Mahkamah Agung membebaskan tersangka narkoba karena persiapan kasus yang buruk
- keren989
- 0
Ini adalah ringkasan yang dibuat oleh AI, yang mungkin memiliki kesalahan. Untuk konteksnya, selalu rujuk artikel selengkapnya.
Mahkamah Agung bertujuan untuk ‘menyingkirkan kasus-kasus terkait narkoba yang buruk’
MANILA, Filipina – Mahkamah Agung (SC) membebaskan dan memerintahkan pembebasan tersangka narkoba yang dihukum karena kepemilikan obat-obatan terlarang pada tahun 2013 atas apa yang oleh hakim disebut sebagai kasus yang lemah sejak awal.
“Terdakwa Romy Miranda Lim dibebaskan atas dasar keraguan dan segera dibebaskan dari tahanan, kecuali dia ditahan secara sah karena masalah lain. Biarlah keputusan akhir dikeluarkan segera,” Mahkamah Agung en banc memberikan suara bulat dalam keputusan yang diumumkan pada tanggal 4 September.

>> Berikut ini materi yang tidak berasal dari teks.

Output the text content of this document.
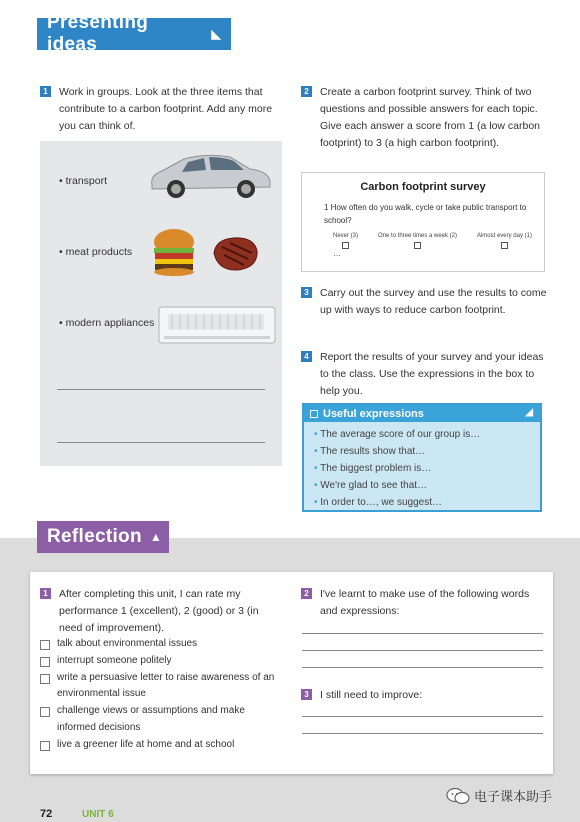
Presenting ideas	◣
1	Work in groups. Look at the three items that contribute to a carbon footprint. Add any more you can think of.
• transport
• meat products
• modern appliances
2	Create a carbon footprint survey. Think of two questions and possible answers for each topic. Give each answer a score from 1 (a low carbon footprint) to 3 (a high carbon footprint).
Carbon footprint survey
1 How often do you walk, cycle or take public transport to school?
Never (3)	One to three times a week (2)	Almost every day (1)
…
3	Carry out the survey and use the results to come up with ways to reduce carbon footprint.
4	Report the results of your survey and your ideas to the class. Use the expressions in the box to help you.
Useful expressions	◢
• The average score of our group is…
• The results show that…
• The biggest problem is…
• We're glad to see that…
• In order to…, we suggest…
Reflection ▲
1	After completing this unit, I can rate my performance 1 (excellent), 2 (good) or 3 (in need of improvement).
talk about environmental issues
interrupt someone politely
write a persuasive letter to raise awareness of an environmental issue
challenge views or assumptions and make informed decisions
live a greener life at home and at school
2	I've learnt to make use of the following words and expressions:
3	I still need to improve:
72	UNIT 6
电子课本助手
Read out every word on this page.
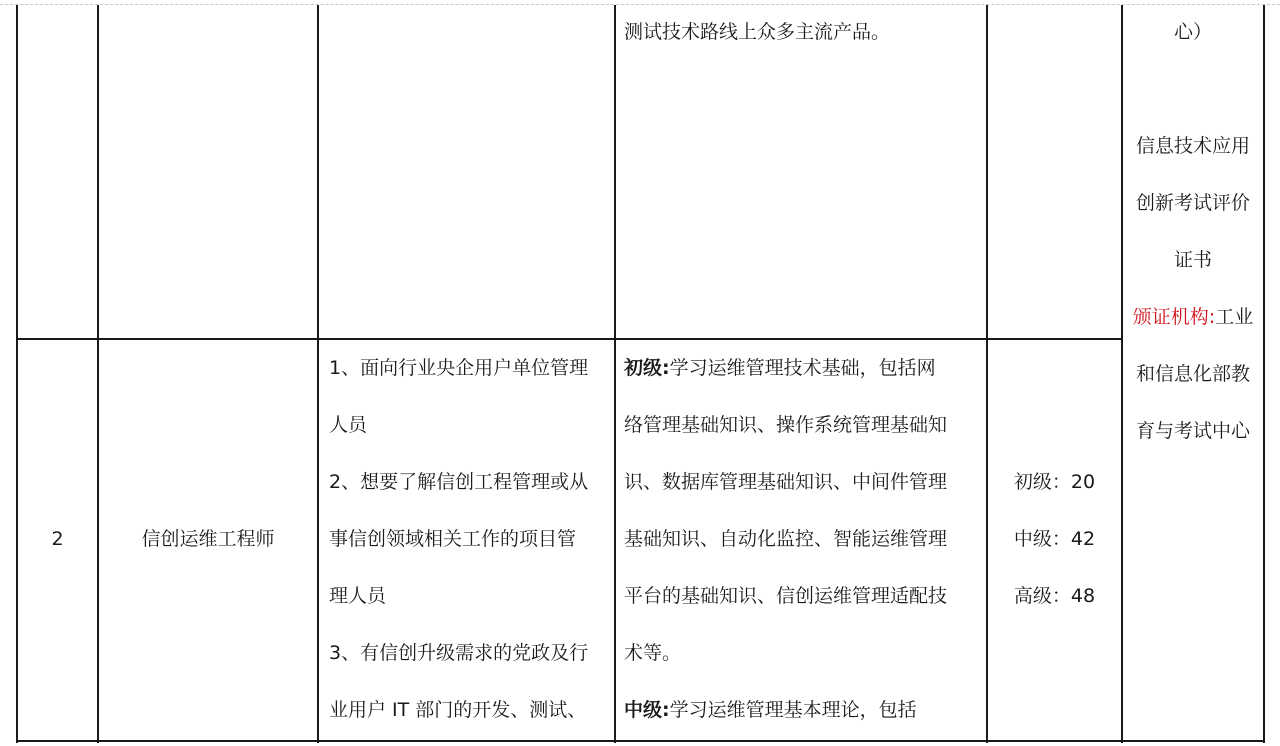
测试技术路线上众多主流产品。	心）
信息技术应用
创新考试评价
证书
颁证机构:工业
和信息化部教
育与考试中心
2	信创运维工程师
1、面向行业央企用户单位管理
人员
2、想要了解信创工程管理或从
事信创领域相关工作的项目管
理人员
3、有信创升级需求的党政及行
业用户 IT 部门的开发、测试、
初级:学习运维管理技术基础，包括网
络管理基础知识、操作系统管理基础知
识、数据库管理基础知识、中间件管理
基础知识、自动化监控、智能运维管理
平台的基础知识、信创运维管理适配技
术等。
中级:学习运维管理基本理论，包括
初级：20
中级：42
高级：48
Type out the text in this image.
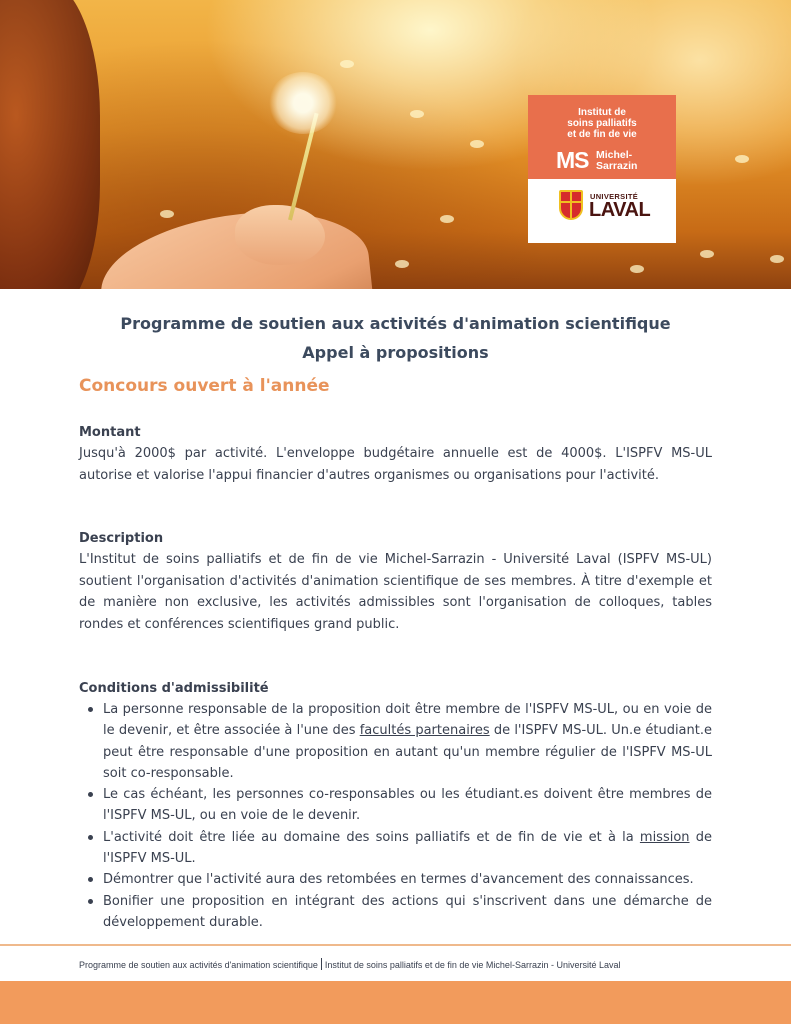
Institut de
soins palliatifs
et de fin de vie
MS Michel-
Sarrazin
UNIVERSITÉ
LAVAL
Programme de soutien aux activités d'animation scientifique
Appel à propositions
Concours ouvert à l'année
Montant

Jusqu'à 2000$ par activité. L'enveloppe budgétaire annuelle est de 4000$. L'ISPFV MS-UL autorise et valorise l'appui financier d'autres organismes ou organisations pour l'activité.

Description

L'Institut de soins palliatifs et de fin de vie Michel-Sarrazin - Université Laval (ISPFV MS-UL) soutient l'organisation d'activités d'animation scientifique de ses membres. À titre d'exemple et de manière non exclusive, les activités admissibles sont l'organisation de colloques, tables rondes et conférences scientifiques grand public.

Conditions d'admissibilité
La personne responsable de la proposition doit être membre de l'ISPFV MS-UL, ou en voie de le devenir, et être associée à l'une des facultés partenaires de l'ISPFV MS-UL. Un.e étudiant.e peut être responsable d'une proposition en autant qu'un membre régulier de l'ISPFV MS-UL soit co-responsable.
Le cas échéant, les personnes co-responsables ou les étudiant.es doivent être membres de l'ISPFV MS-UL, ou en voie de le devenir.
L'activité doit être liée au domaine des soins palliatifs et de fin de vie et à la mission de l'ISPFV MS-UL.
Démontrer que l'activité aura des retombées en termes d'avancement des connaissances.
Bonifier une proposition en intégrant des actions qui s'inscrivent dans une démarche de développement durable.
Programme de soutien aux activités d'animation scientifique Institut de soins palliatifs et de fin de vie Michel-Sarrazin - Université Laval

Itu keputusan ditulis oleh Hakim Madya Diosdado Peralta, dengan persetujuan 12 hakim lainnya. Associate Justice Francis Jardeleza menghambat karena tindakannya di masa lalu sebagai Jaksa Agung, sementara Associate Justice Mariano Del Castillo sedang cuti kesejahteraan.
En banc menemukan bahwa ketika agen Badan Pemberantasan Narkoba Filipina (PDEA) melakukan survei pembelian terhadap Lim, tim penangkapan tidak mengikuti rantai pengamanan dalam menandai bungkus sabu yang diduga ditemukan pada tersangka.
Survei pembelian berlangsung di Kota Cagayan De Oro pada tahun 2010. Lim dinyatakan bersalah dan dijatuhi hukuman penjara seumur hidup pada tahun 2012 oleh Pengadilan Kota Cagayan de Oro (RTC) – keputusan yang dikuatkan oleh Pengadilan Banding pada bulan Februari 2017. (DALAM KARTU: Kasus narkoba mengambil alih pengadilan PH, memiliki tingkat disposisi yang rendah)
Penanganan yang buruk
UU Republik No. 9165 atau Undang-Undang Narkoba Berbahaya mewajibkan tim penangkapan untuk melakukan inventarisasi fisik dan mengambil bukti di hadapan terdakwa atau wakilnya, media, anggota Departemen Kehakiman (DOJ), dan pejabat publik terpilih. .
Dalam kasus Lim, tidak satupun dari 3 perwakilan independen hadir dalam inventaris PDEA, sehingga tidak membuat tanda tangan yang diperlukan pada tanda terima inventaris.
MA mengatakan PDEA, serta jaksa penuntut, gagal menunjukkan alasan yang adil mengapa perwakilan tersebut tidak dapat dihubungi untuk melakukan inventarisasi.
Hal ini menimbulkan keraguan yang masuk akal, kata MA.
“Dengan kata lain, dalam perkara pidana, penuntut harus menghasilkan bukti yang cukup sehingga hakim dapat meyakini secara masuk akal bahwa suatu barang masih sesuai dengan klaim pemerintah,” kata MA. (BACA: SC menindak penggerebekan pembelian narkoba yang sembrono, ingin kasus-kasus lemah dibatalkan)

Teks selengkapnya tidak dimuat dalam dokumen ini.